I live in a basement. Lets not say it that way though. Drama and beauty applied: I live in societies basement. Third down on the left and rats are rotting in my walls. Sickly sweet stench that is surely filling my lungs with some fuzzy fungus that there is no cure for. Here I sit hammering away fingers bleed, blisters torn in this tangible struggle. Tangible for me because little black babies aren’t dying of hunger in my back yard, hippies aren’t camped on my front steps and it isn’t’ because I don’t have a back yard and front steps. My, fingers are bleeding and it fucking hurts.
I need rum and a round freckled ass to squeeze until I feel better about myself. An ego fluff is way past due. It’d be fun for her too. There’s a chilling thought that hides in the back of most peoples minds. We don’t address or acknowledge because then it could burst into a reality, and most people don’t realize they create their own. Little cold fingers wrap around your throat and cut off the air. No more breathe, no more you. You live in the past, dreaming of how great it was before you gave up on life. You buy shit so that job you work has some meaning. You pay rent because a house is easy for your friends who work jobs to buy shit can come see you. I’m in this basement for that reason. But I’m about to punch that little cold fingered fucker in the face. I’m done, and I’m coming out.
Fuck fashion, fuck your ideology, fuck your cell phone, fuck your religion, fuck your gym, and don’t fucking follow me.

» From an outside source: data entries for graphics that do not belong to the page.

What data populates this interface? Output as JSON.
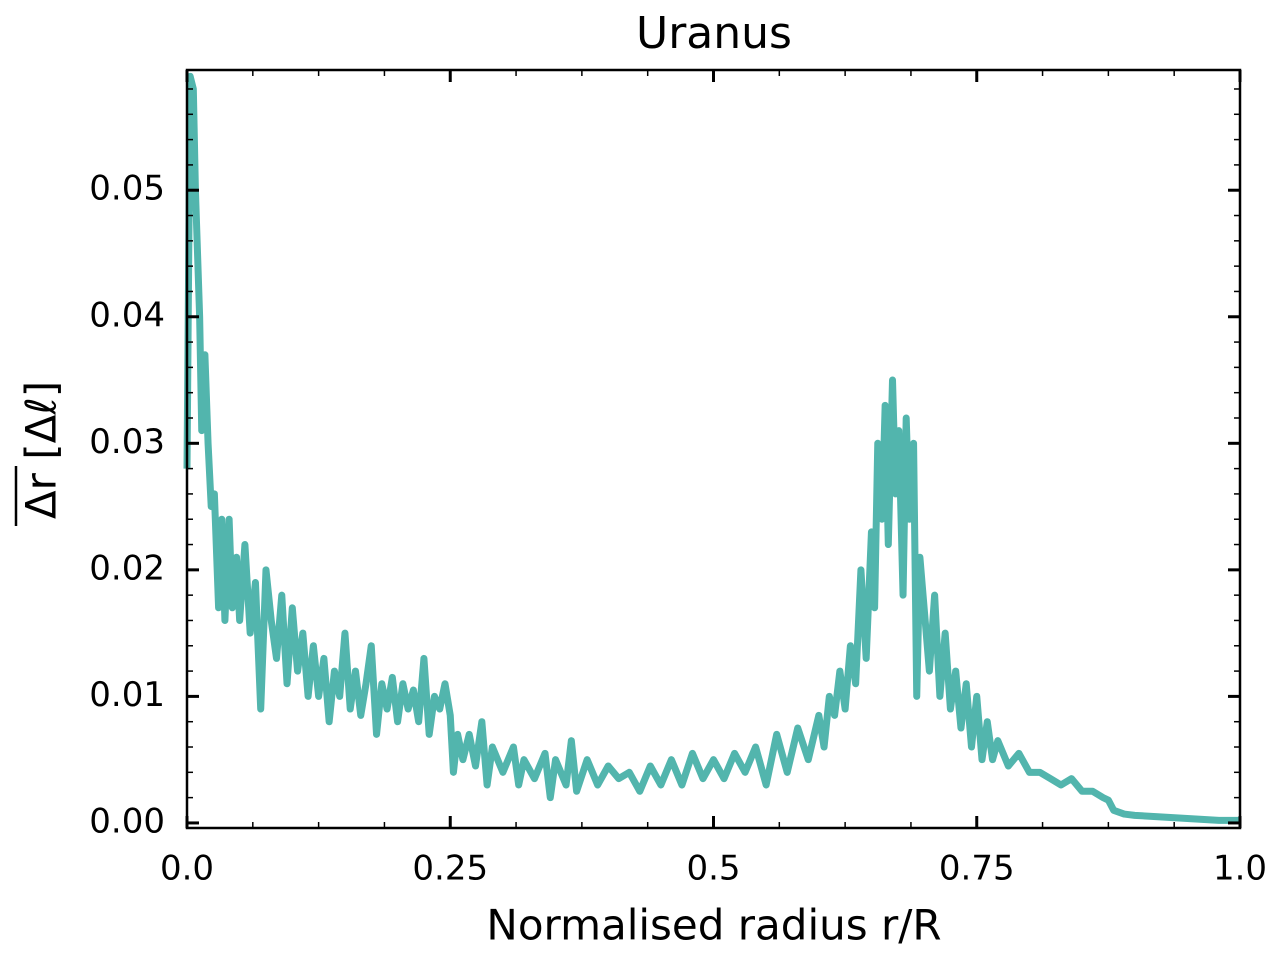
{
  "chart_data": {
    "type": "line",
    "title": "Uranus",
    "xlabel": "Normalised radius r/R",
    "ylabel": "Δr [Δℓ]",
    "x": [
      0.0,
      0.003,
      0.006,
      0.008,
      0.01,
      0.012,
      0.014,
      0.017,
      0.02,
      0.023,
      0.026,
      0.03,
      0.033,
      0.036,
      0.04,
      0.043,
      0.047,
      0.05,
      0.055,
      0.06,
      0.065,
      0.07,
      0.075,
      0.08,
      0.085,
      0.09,
      0.095,
      0.1,
      0.105,
      0.11,
      0.115,
      0.12,
      0.125,
      0.13,
      0.135,
      0.14,
      0.145,
      0.15,
      0.155,
      0.16,
      0.165,
      0.17,
      0.175,
      0.18,
      0.185,
      0.19,
      0.195,
      0.2,
      0.205,
      0.21,
      0.215,
      0.22,
      0.225,
      0.23,
      0.235,
      0.24,
      0.245,
      0.25,
      0.253,
      0.257,
      0.262,
      0.268,
      0.274,
      0.28,
      0.285,
      0.29,
      0.3,
      0.31,
      0.315,
      0.32,
      0.33,
      0.34,
      0.345,
      0.35,
      0.36,
      0.365,
      0.37,
      0.38,
      0.39,
      0.4,
      0.41,
      0.42,
      0.43,
      0.44,
      0.45,
      0.46,
      0.47,
      0.48,
      0.49,
      0.5,
      0.51,
      0.52,
      0.53,
      0.54,
      0.55,
      0.56,
      0.57,
      0.58,
      0.59,
      0.6,
      0.605,
      0.61,
      0.615,
      0.62,
      0.625,
      0.63,
      0.635,
      0.64,
      0.645,
      0.65,
      0.653,
      0.656,
      0.66,
      0.663,
      0.666,
      0.67,
      0.673,
      0.676,
      0.68,
      0.683,
      0.686,
      0.69,
      0.693,
      0.696,
      0.7,
      0.705,
      0.71,
      0.715,
      0.72,
      0.725,
      0.73,
      0.735,
      0.74,
      0.745,
      0.75,
      0.755,
      0.76,
      0.765,
      0.77,
      0.78,
      0.79,
      0.8,
      0.81,
      0.82,
      0.83,
      0.84,
      0.85,
      0.86,
      0.87,
      0.875,
      0.88,
      0.89,
      0.9,
      0.92,
      0.94,
      0.96,
      0.98,
      1.0
    ],
    "series": [
      {
        "color": "#52b5ad",
        "values": [
          0.028,
          0.059,
          0.058,
          0.05,
          0.045,
          0.04,
          0.031,
          0.037,
          0.03,
          0.025,
          0.026,
          0.017,
          0.024,
          0.016,
          0.024,
          0.017,
          0.021,
          0.016,
          0.022,
          0.015,
          0.019,
          0.009,
          0.02,
          0.016,
          0.013,
          0.018,
          0.011,
          0.017,
          0.012,
          0.015,
          0.01,
          0.014,
          0.01,
          0.013,
          0.008,
          0.012,
          0.01,
          0.015,
          0.009,
          0.012,
          0.0085,
          0.011,
          0.014,
          0.007,
          0.011,
          0.009,
          0.0115,
          0.008,
          0.011,
          0.009,
          0.0105,
          0.008,
          0.013,
          0.007,
          0.01,
          0.009,
          0.011,
          0.0085,
          0.004,
          0.007,
          0.005,
          0.007,
          0.0045,
          0.008,
          0.003,
          0.006,
          0.004,
          0.006,
          0.003,
          0.005,
          0.0035,
          0.0055,
          0.002,
          0.005,
          0.003,
          0.0065,
          0.0025,
          0.005,
          0.003,
          0.0045,
          0.0035,
          0.004,
          0.0025,
          0.0045,
          0.003,
          0.005,
          0.003,
          0.0055,
          0.0035,
          0.005,
          0.0035,
          0.0055,
          0.004,
          0.006,
          0.003,
          0.007,
          0.004,
          0.0075,
          0.005,
          0.0085,
          0.006,
          0.01,
          0.0085,
          0.012,
          0.009,
          0.014,
          0.011,
          0.02,
          0.013,
          0.023,
          0.017,
          0.03,
          0.024,
          0.033,
          0.022,
          0.035,
          0.026,
          0.031,
          0.018,
          0.032,
          0.024,
          0.03,
          0.01,
          0.021,
          0.017,
          0.012,
          0.018,
          0.01,
          0.015,
          0.009,
          0.012,
          0.0075,
          0.011,
          0.006,
          0.01,
          0.005,
          0.008,
          0.005,
          0.0065,
          0.0045,
          0.0055,
          0.004,
          0.004,
          0.0035,
          0.003,
          0.0035,
          0.0025,
          0.0025,
          0.002,
          0.0018,
          0.001,
          0.0007,
          0.0006,
          0.0005,
          0.0004,
          0.0003,
          0.0002,
          0.0002
        ]
      }
    ],
    "xlim": [
      0,
      1
    ],
    "ylim": [
      -0.0004,
      0.0595
    ],
    "xticks": [
      {
        "value": 0,
        "label": "0.0"
      },
      0.25,
      0.5,
      0.75,
      {
        "value": 1,
        "label": "1.0"
      }
    ],
    "yticks": [
      {
        "value": 0,
        "label": "0.00"
      },
      0.01,
      0.02,
      0.03,
      0.04,
      0.05
    ],
    "minor_ticks": {
      "x": 4,
      "y": 5
    }
  }
}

Miami is one hell of a city. Whores and drugs bouncing off street corners flung at passer bys. Heat the snakes its way up you like the devils tongue then forces its way into you body. That city rapes you at every step. I came down to work for a paper. Which one doesn’t matter, lets call it the Star. I can’t write here. I’m too drunk, too much. Let’s also get niceties out of the way: lots of fucking, cussing, drinking and bad grammar will continue in this story. I’m not a detective so get that rhythm out of your head. In fact imagine my voice as that of a person unable to pronounce sibilants properly and of a gay persuasion, with a Spanish accent. Don’t try and define me before I’ve done so myself.